We love those Pillsbury® crescent rolls that come in a cardboard tube with metal caps on the ends. That little Pillsbury® Doughboy looks so cute in his white baking hat and jacket with his little fingerless except for a thumb hand. He seems so darn happy and friendly. You just pull the paper strip by the silver foil tab at the triangle arrow along the seam of the roll, press a spoon along the seam, the cardboard pops open and you’re ready to roll up the dough according to the directions and bake the rolls.
I began by pre-heating the oven, getting out the cookie sheet, retrieving the tube of crescent rolls from the refrigerator, and reading all the instructions again to make sure I knew what I was doing. Baking these rolls is usually Scott's job.

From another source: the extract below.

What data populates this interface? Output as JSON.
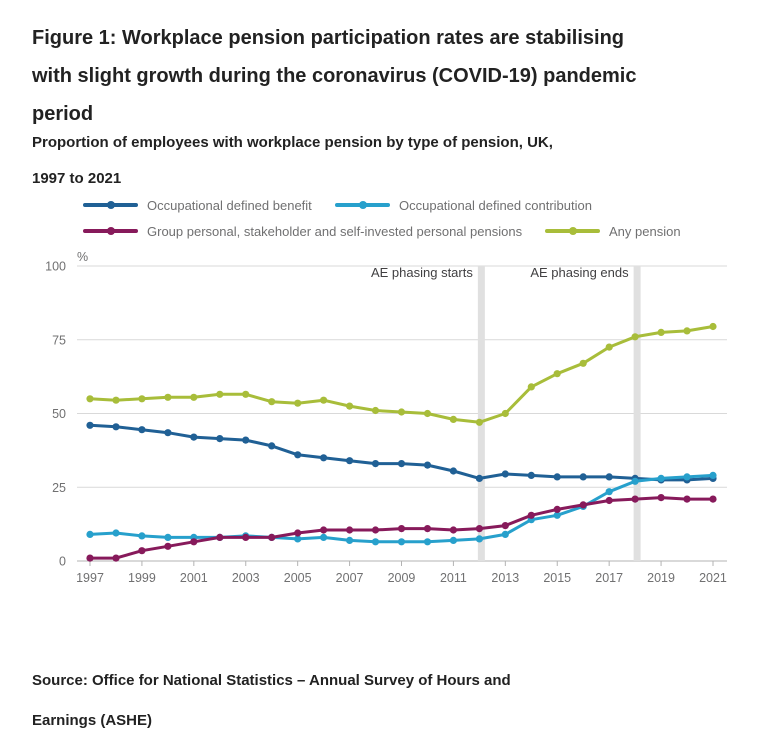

This is where the trouble began; I needed to locate the magnifying glass so I could find and read the part that instructed me to remove the wrapper “here.” That part of the label, which seems to be very important so I’d know how to open the tube and get the rolls, is typeset pretty small, miniscule, in fact. Then I had to find the little tiny triangle showing where “here” is. Except for one teeny, tiny little piece none of the label came off so I tried to use a knife to loosen the wrapping hoping I could find the seam and press on it to pop open the tube, wrapper and all. I’ve seen Scott do this and he seemed to manage this method somewhat successfully as long as he was able to use all known swear words and gesture wildly with one of his fingers.
I had a little success because some more of the label came off. I’d pretty much destroyed the part of the wrapper that had the directions, including how long to bake the rolls, and my work with the knife had poked a couple of small holes in the cardboard tube. Very, very slowly some of the dough began to seep out of the tiny little holes. It was looking like we would have to settle for extremely small dinner rolls, not the size or shape of crescents, but more like peas. And at the rate they were seeping out of the tube we wouldn’t be able to have a roll with dinner for hours. I’d probably need to serve them as a tiny side dish in a tiny tea cup.
By now I’d worked myself into a frenzy, had begun sweating profusely, my make-up was running, and my hair was standing on end, so I decided on a new plan; I started to slam the cardboard tube on the kitchen counter repeatedly as hard as I could. I was able to really bang the tube hard because I’ve recently resumed lifting a two pound barbell and know my strength is improving by leaps and bounds. The wrapper still didn’t pop open at the seam. Instead the metal end caps flew off, some of the dough flew out of the can and stuck to the wall, more little pea sized pieces of dough escaped from the holes, and I had to try to shake the remaining dough out of the cardboard tube, which still hadn’t split open. I could see Doughboy not only laughing at me, but gesturing at me with that one fat, little white thumb he has. I don’t think he was gesturing a thumbs up, either.
I knew in an ideal world I’d have one sheet of dough, perforated so I could make 8 triangles and roll those 8 pieces loosely into perfect crescent shapes. Instead, I had about 18 pea sized dough balls, about 5 discs shaped like vanilla wafers, and a few mounds of semi-perforated dough that I shaped into golf ball sized rolls and a couple of free-form artistic creations. I swear Doughboy was chuckling his baker’s hat head off and muttering unfortunate swear words he’d learned from Scott under his breath.
With nothing to lose at this point, I arranged the dough as best as I could on the cookie sheet, took another glance at Doughboy, pressed the dough down onto the baking sheet firmly with the middle finger of my right hand, smirked at Doughboy, and shoved the rolls into the oven. Baking the varied sizes was not entirely successful, but Scott and I each were able to have one total dinner roll made up of several small ones of questionable doneness and shape.
Doughboy was no longer laughing his baker’s hat head off and his swearing and gesturing lost some of its gusto. He was still waving at me with that fat, little white thumb, though.